Voilà le jugement qu’il nous faut examiner, Lévi ben Gerson fut-il le génie isolé que Renan nous dépeint ? Fut-il, au contraire, homme de son temps et de son milieu ?

Le bâton de Jacob paraît être, pour Léon de Bagnols, un titre de gloire très légitime.
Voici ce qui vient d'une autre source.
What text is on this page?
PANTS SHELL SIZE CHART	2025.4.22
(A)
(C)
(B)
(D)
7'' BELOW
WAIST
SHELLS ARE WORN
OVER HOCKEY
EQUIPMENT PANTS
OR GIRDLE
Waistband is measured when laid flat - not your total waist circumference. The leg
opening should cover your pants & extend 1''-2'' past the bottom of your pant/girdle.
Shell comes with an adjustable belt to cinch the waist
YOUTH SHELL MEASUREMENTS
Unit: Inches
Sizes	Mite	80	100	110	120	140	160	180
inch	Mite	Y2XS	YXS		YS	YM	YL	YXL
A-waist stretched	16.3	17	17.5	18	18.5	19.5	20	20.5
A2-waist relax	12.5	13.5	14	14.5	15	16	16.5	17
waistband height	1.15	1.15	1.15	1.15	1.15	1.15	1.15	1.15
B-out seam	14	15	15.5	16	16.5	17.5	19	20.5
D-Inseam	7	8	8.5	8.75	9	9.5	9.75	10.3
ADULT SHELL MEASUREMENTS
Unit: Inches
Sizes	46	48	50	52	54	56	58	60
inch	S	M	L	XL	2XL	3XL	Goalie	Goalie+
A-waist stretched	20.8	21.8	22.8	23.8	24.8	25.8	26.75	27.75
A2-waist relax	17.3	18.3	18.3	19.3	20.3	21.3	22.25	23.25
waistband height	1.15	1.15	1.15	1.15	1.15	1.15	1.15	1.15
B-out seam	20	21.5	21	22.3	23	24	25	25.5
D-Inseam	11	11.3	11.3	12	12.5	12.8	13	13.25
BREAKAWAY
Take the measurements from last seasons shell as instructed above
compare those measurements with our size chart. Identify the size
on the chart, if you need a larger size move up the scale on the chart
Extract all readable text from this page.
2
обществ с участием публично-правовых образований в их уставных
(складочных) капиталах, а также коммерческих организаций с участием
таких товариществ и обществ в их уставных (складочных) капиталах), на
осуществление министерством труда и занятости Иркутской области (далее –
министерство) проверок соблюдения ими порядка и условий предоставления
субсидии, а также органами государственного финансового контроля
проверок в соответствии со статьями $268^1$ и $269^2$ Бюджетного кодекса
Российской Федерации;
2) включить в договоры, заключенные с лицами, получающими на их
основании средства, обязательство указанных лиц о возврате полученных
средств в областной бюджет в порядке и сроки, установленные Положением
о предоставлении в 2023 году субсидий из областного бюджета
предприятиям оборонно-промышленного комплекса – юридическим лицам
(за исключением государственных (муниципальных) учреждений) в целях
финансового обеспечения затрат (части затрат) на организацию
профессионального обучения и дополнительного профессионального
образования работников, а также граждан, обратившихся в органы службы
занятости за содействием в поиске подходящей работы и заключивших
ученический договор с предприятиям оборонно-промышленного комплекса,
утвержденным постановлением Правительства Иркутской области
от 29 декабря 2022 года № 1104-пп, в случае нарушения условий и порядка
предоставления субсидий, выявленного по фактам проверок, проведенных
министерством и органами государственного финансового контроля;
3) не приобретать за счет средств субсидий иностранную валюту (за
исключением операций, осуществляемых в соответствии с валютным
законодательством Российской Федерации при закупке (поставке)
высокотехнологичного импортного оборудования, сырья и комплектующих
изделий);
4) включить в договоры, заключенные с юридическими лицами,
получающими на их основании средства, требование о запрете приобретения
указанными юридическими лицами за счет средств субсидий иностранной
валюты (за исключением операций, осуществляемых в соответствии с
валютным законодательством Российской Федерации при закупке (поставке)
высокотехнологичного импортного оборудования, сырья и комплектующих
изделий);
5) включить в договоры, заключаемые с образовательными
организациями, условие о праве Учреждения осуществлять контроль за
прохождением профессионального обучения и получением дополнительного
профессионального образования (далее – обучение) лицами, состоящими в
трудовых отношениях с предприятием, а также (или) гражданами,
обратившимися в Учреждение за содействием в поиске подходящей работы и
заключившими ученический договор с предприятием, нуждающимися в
Nous avouerons sans ambages que nous connaissons trop imparfaitement les instruments astronomiques employés au Moyen Âge pour être en état de marquer avec précision les avantages du bâton sur les diverses espèces d’astrolabes qu’on employait avant lui.

Un de ces avantages paraît dû à l’idée qu’eut notre astronome d’adapter une chambre obscure au bâton de Jacob ; à l’aide de cette chambre obscure, il pouvait[2] déterminer le diamètre apparent du Soleil et de la Lune ; il pouvait, dans les éclipses de Soleil et de Lune, mesurer, à chaque instant, la partie de l’astre qui demeurait visible.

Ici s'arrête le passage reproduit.